C.R. Avant même la révolution, une tendance était déjà palpable. Par exemple, dans beaucoup de films que nous présentons cette année, qui ont été tournés avant ce tournant, les réalisateurs développent leur histoire personnelle ou adoptent un point de vue personnel sur un fait de société. Il est clair que cette nouvelle génération souhaitait s’approprier et travailler son histoire et celle de son pays, car le pays était à l’aube d’ouvrir une nouvelle page. Mais il est difficile de dire aujourd’hui si cela va jouer sur les thèmes abordés, car les films sont encore, pour beaucoup, en préparation. Il est en tout cas certain que l’après va être passionnant. Par exemple, quel regard porter sur l’émergence des processus démocratiques…

Comment expliquez-vous que n’arrivent en Europe que les films qui présentent ce côté sérieux sur la situation politique, la violence… Est-ce une question de style, de goût ?

C.R. Bollywood a au contraire montré que le langage cinématographique s’est complètement universalisé et qu’un style particulier avec des images « différentes » est parfaitement compréhensible du public et peut avoir du succès. Mais le regard que porte l’Europe sur les pays arabes se focalise encore et toujours sur deux thèmes : les femmes et l’islam. L’Orient reste « l’autre », une autre culture, qui n’aurait rien à voir avec celle de l’Occident. Ce que je trouve dommage, car le cinéma arabe a bien plus à montrer, que ce soit sur des genres artistiques ou des films commerciaux. C’est ce que nous avons voulu exprimer l’année dernière dans notre cycle de courts métrages, avec des films de zombies, de sexe comportant des images très explicites, ou évoquant la drogue. Des films tout à fait normaux, ne montrant pas seulement les problèmes comme on le voit aux informations.

Les conditions de production jouent également un rôle important. Là où le marché local est fort, comme en Egypte, au Maroc, dans les pays du Golfe, les films sont commerciaux et traitent du quotidien. Mais si un réalisateur veut travailler en dehors de ce courant principal et que, pour trouver des financements, il se tourne vers l’étranger, alors dans ce cas, il y aura clairement de l’argent, mais pour ces thèmes sérieux. Enfin, beaucoup de films qui sont vus à l’étranger, en Europe par exemple, sont encore typiquement des films de festival, qui n’auraient pas de véritable succès public dans les pays d’où ils viennent. J’espère que, dans quelques années, il ne sera plus rare de voir un film arabe concourir pour les Oscars ou obtenir un succès au box office en Allemagne, en France ou en Italie.

La part des documentaires est également en forte progression. D’où vient ce phénomène ?
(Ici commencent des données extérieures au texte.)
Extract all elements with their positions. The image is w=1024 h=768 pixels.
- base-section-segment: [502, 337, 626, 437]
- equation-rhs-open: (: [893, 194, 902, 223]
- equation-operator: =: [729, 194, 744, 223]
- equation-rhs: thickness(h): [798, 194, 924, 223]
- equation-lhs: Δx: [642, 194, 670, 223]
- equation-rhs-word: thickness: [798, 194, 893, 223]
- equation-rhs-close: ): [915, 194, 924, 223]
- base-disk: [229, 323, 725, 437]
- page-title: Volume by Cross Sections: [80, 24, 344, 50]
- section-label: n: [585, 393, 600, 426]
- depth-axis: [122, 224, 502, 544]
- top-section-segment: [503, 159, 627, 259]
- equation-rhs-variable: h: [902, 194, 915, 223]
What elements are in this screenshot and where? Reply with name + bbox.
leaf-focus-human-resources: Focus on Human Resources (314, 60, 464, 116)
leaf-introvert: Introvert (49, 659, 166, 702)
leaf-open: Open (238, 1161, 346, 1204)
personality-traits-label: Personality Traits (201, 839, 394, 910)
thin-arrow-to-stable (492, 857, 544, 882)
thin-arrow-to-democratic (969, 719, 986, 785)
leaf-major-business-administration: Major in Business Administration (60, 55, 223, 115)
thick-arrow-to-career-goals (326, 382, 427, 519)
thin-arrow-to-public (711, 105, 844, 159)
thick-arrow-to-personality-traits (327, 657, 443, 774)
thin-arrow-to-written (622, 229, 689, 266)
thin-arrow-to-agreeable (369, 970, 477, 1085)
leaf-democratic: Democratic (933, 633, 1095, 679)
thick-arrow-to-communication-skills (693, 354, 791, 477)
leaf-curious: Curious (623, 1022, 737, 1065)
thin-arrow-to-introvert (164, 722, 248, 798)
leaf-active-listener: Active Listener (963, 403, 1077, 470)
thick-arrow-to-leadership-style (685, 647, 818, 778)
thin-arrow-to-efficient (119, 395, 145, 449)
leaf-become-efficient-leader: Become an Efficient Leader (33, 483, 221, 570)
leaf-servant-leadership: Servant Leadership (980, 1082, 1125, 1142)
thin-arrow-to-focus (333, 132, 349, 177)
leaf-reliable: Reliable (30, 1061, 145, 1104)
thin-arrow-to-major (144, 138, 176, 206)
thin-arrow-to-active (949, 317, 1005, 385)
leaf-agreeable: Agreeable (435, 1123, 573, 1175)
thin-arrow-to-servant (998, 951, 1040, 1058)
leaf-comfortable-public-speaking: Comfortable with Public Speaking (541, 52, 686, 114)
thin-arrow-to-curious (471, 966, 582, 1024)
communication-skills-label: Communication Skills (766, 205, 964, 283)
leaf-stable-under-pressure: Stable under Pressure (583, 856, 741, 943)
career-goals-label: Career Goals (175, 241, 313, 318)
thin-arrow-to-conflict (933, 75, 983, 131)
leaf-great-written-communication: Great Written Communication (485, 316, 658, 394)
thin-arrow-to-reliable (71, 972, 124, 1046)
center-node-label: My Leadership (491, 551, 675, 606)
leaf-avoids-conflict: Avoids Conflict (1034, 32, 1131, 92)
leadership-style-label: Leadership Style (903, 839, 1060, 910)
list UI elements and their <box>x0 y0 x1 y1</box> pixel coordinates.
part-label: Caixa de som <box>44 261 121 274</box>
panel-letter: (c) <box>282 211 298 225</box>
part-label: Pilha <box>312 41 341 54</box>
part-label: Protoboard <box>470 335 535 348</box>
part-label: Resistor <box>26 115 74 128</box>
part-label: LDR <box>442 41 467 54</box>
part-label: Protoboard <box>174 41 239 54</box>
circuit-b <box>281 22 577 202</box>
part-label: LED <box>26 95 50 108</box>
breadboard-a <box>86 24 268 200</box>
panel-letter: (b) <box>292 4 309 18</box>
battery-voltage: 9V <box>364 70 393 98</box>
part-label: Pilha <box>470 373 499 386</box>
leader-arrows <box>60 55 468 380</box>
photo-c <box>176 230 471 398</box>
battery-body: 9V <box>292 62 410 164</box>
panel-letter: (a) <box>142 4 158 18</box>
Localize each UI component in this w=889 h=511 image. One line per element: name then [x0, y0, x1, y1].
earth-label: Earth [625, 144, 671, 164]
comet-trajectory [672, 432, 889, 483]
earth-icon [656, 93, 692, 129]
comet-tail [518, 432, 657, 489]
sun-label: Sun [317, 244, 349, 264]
F.A. Cette année, nous présentons en effet dans notre festival 5 fictions et 8 documentaires de long format. Depuis quelques années, ce secteur est florissant et le nombre de documentaires de qualité progresse. Dans les galeries, les centres culturels, les cinémas d’art et d’essai, il y a de la place pour ce genre. Par ailleurs, un documentaire se tourne avec peu de moyens, sans comédiens, sans décors, sans costumes. Juste une caméra numérique. Beaucoup de cinéastes tournent des images, et s’ils n’ont pas d’argent pour réaliser le film, peuvent facilement le convertir en documentaire.